Download or read book AI at War written by Sam J Tangredi and published by Naval Institute Press. This book was released on 2021-03-15 with total page 343 pages. Available in PDF, EPUB and Kindle. Book excerpt: Artificial intelligence (AI) may be the most beneficial technological development of the twenty-first century.Media hype and raised expectations for results, however, have clouded understanding of the true nature of AI—including its limitations and potential. AI at War provides a balanced and practical understanding of applying AI to national security and warfighting professionals as well as a wide array of other readers. Although the themes and findings of the chapters are relevant across the U.S. Department of Defense, to include all Services, the Joint Staff and defense agencies as well as allied and partner ministries of defense, this book is a case study of warfighting functions in the Naval Services—the U.S. Navy and U.S. Marine Corps. Sam J. Tangredi and George Galdorisi bring together over thirty experts, ranging from former DOD officials and retired flag officers to scientists and active duty junior officers. These contributors present views on a vast spectrum of subjects pertaining to the implementation of AI in modern warfare, including strategy, policy, doctrine, weapons, and ethical concerns.

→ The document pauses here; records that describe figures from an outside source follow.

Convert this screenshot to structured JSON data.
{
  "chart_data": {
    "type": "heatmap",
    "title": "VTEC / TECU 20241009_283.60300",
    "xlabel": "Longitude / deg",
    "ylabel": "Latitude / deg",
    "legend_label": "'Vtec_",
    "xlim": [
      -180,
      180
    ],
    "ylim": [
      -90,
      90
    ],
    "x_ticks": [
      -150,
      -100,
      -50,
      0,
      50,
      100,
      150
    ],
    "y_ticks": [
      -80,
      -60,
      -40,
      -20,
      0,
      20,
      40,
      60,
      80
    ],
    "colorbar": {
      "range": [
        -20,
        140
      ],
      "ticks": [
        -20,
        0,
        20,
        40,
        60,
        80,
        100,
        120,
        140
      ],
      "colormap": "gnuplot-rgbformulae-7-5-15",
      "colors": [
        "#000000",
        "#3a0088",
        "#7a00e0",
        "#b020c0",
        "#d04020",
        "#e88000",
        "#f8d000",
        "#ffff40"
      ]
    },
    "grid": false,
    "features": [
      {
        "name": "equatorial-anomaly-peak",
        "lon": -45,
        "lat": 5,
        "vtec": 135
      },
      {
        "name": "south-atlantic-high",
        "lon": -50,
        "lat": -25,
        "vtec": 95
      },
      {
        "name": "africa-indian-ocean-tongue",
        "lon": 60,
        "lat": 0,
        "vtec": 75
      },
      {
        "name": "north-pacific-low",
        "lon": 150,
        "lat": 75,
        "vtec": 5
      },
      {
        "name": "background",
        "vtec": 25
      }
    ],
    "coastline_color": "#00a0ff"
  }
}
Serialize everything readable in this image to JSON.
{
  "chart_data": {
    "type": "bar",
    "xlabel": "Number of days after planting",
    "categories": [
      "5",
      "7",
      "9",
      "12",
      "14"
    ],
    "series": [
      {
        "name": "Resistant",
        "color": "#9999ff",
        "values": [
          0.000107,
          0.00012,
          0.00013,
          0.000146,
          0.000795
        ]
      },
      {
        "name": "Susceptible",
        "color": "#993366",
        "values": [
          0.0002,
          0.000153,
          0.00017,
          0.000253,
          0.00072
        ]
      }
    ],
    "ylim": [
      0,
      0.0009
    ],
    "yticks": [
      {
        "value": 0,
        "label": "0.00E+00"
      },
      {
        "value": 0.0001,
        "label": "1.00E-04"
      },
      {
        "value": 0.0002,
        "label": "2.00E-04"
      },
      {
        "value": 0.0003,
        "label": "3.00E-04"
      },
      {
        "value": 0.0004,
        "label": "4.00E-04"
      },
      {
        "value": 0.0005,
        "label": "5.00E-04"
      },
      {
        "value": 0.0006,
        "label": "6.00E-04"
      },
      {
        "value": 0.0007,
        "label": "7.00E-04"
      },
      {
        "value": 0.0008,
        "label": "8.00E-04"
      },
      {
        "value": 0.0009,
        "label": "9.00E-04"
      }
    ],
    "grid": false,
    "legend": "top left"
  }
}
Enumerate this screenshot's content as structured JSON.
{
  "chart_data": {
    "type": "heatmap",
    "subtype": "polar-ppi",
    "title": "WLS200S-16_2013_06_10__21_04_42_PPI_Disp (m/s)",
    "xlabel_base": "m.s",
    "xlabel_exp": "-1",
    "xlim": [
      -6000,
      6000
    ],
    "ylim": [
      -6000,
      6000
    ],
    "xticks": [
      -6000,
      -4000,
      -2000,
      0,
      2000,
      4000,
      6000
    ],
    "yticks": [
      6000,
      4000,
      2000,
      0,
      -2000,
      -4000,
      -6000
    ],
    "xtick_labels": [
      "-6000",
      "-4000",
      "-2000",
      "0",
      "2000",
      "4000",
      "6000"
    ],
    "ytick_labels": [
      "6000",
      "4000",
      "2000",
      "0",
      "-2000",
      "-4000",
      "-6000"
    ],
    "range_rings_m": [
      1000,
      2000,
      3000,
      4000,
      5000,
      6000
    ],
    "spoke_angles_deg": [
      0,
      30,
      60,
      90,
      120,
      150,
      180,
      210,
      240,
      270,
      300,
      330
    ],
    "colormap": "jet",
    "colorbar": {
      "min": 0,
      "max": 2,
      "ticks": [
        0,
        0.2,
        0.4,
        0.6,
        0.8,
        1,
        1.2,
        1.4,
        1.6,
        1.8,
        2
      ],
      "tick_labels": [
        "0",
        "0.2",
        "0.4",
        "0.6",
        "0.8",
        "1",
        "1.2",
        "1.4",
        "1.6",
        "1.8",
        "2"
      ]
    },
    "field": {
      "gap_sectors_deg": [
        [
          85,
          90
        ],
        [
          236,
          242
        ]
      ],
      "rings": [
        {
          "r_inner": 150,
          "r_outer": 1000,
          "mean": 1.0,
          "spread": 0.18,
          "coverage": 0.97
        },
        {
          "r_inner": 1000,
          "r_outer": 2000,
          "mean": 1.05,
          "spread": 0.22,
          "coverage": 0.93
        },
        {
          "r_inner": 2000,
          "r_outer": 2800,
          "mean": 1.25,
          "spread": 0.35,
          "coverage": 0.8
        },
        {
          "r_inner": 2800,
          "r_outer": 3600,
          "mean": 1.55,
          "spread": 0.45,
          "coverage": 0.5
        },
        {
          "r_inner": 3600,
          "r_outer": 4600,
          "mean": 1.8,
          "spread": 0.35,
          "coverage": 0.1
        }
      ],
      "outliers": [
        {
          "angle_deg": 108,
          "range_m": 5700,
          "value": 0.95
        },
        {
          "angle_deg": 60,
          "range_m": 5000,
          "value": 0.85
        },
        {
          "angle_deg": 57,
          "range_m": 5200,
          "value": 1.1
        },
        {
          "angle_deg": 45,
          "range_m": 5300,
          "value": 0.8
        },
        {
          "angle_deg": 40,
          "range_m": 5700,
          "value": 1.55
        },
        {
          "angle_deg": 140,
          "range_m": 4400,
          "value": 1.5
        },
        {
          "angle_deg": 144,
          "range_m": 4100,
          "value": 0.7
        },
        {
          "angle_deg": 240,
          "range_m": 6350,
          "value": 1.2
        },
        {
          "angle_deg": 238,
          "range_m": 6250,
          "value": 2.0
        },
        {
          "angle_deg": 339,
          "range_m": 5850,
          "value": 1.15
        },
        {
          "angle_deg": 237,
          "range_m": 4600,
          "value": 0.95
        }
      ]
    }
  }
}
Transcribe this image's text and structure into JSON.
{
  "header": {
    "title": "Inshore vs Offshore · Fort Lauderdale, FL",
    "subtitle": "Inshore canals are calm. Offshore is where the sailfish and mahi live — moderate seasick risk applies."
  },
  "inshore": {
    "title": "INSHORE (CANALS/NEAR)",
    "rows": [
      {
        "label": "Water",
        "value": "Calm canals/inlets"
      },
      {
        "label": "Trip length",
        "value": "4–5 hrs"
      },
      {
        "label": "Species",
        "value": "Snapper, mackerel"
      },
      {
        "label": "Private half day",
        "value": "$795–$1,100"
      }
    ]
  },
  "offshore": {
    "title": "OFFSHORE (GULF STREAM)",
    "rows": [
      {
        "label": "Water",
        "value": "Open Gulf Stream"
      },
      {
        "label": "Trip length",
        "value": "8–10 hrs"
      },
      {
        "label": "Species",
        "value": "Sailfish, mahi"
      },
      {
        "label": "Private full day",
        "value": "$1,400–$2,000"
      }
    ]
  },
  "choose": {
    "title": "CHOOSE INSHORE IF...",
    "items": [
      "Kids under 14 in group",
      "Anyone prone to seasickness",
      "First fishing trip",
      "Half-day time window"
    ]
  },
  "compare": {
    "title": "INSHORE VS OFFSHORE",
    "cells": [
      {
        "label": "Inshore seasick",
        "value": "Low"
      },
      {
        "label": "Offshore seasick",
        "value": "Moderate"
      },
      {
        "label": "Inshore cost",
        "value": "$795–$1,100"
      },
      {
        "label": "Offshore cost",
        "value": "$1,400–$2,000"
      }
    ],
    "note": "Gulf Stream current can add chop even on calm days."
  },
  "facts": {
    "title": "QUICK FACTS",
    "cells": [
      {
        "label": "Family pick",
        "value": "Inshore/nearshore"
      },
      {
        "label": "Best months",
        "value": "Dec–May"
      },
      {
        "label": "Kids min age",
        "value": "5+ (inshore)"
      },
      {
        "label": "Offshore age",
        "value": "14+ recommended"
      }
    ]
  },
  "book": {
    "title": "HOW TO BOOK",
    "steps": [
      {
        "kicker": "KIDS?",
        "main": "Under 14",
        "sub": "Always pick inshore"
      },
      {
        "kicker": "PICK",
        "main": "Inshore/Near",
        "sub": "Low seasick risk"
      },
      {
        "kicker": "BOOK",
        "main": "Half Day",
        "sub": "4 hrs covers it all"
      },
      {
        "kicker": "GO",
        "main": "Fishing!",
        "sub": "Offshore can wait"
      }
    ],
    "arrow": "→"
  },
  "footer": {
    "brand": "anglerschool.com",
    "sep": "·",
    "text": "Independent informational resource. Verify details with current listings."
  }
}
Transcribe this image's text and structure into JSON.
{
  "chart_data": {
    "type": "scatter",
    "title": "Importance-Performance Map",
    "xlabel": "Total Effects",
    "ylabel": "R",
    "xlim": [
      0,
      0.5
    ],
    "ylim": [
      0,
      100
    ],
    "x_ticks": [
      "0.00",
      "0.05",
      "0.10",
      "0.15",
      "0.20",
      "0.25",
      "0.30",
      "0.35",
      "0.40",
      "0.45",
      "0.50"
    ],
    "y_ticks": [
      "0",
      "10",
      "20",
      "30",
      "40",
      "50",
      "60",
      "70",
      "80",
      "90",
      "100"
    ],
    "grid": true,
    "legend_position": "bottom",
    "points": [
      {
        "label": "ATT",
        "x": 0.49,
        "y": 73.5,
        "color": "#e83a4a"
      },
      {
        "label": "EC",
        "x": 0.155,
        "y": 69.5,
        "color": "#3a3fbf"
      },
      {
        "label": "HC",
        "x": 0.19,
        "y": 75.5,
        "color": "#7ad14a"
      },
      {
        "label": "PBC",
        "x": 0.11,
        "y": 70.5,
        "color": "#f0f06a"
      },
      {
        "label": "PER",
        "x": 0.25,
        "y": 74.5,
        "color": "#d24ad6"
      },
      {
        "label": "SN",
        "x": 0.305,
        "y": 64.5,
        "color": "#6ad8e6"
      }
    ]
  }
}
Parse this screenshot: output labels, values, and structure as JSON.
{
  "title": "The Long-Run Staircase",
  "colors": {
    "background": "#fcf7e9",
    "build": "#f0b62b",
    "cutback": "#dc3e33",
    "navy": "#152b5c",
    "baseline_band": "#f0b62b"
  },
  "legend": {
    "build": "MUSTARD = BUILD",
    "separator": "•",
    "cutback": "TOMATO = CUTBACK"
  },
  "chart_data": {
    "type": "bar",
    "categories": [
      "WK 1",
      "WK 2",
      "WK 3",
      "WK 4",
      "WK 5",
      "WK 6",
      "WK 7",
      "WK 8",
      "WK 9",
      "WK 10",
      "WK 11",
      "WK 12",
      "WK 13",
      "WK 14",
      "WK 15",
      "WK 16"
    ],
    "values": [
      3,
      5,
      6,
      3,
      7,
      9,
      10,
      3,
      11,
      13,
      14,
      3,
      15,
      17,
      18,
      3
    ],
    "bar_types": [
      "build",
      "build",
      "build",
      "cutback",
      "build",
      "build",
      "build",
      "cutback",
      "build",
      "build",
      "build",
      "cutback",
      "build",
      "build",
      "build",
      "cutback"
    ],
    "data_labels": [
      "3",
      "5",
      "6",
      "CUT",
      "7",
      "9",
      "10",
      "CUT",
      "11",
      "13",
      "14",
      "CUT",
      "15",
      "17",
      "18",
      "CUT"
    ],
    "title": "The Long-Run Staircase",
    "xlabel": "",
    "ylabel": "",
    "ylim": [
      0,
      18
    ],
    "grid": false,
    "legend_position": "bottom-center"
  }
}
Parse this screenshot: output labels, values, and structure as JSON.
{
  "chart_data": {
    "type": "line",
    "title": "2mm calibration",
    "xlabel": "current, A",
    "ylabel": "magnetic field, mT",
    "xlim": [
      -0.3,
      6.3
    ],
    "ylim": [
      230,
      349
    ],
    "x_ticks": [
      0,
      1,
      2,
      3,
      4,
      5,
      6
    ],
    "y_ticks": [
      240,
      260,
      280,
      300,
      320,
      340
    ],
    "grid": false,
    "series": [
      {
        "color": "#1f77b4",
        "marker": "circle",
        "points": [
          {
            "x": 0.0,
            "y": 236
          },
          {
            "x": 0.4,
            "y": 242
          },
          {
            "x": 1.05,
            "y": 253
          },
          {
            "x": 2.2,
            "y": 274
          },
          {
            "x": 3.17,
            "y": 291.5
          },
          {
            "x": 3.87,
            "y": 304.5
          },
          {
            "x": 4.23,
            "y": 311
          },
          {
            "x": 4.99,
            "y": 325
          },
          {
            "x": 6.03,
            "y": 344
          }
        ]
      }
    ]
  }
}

Book Encyclopedia of Data Science and Machine Learning

Download or read book Encyclopedia of Data Science and Machine Learning written by Wang, John and published by IGI Global. This book was released on 2023-01-20 with total page 3296 pages. Available in PDF, EPUB and Kindle. Book excerpt: Big data and machine learning are driving the Fourth Industrial Revolution. With the age of big data upon us, we risk drowning in a flood of digital data. Big data has now become a critical part of both the business world and daily life, as the synthesis and synergy of machine learning and big data has enormous potential. Big data and machine learning are projected to not only maximize citizen wealth, but also promote societal health. As big data continues to evolve and the demand for professionals in the field increases, access to the most current information about the concepts, issues, trends, and technologies in this interdisciplinary area is needed. The Encyclopedia of Data Science and Machine Learning examines current, state-of-the-art research in the areas of data science, machine learning, data mining, and more. It provides an international forum for experts within these fields to advance the knowledge and practice in all facets of big data and machine learning, emphasizing emerging theories, principals, models, processes, and applications to inspire and circulate innovative findings into research, business, and communities. Covering topics such as benefit management, recommendation system analysis, and global software development, this expansive reference provides a dynamic resource for data scientists, data analysts, computer scientists, technical managers, corporate executives, students and educators of higher education, government officials, researchers, and academicians.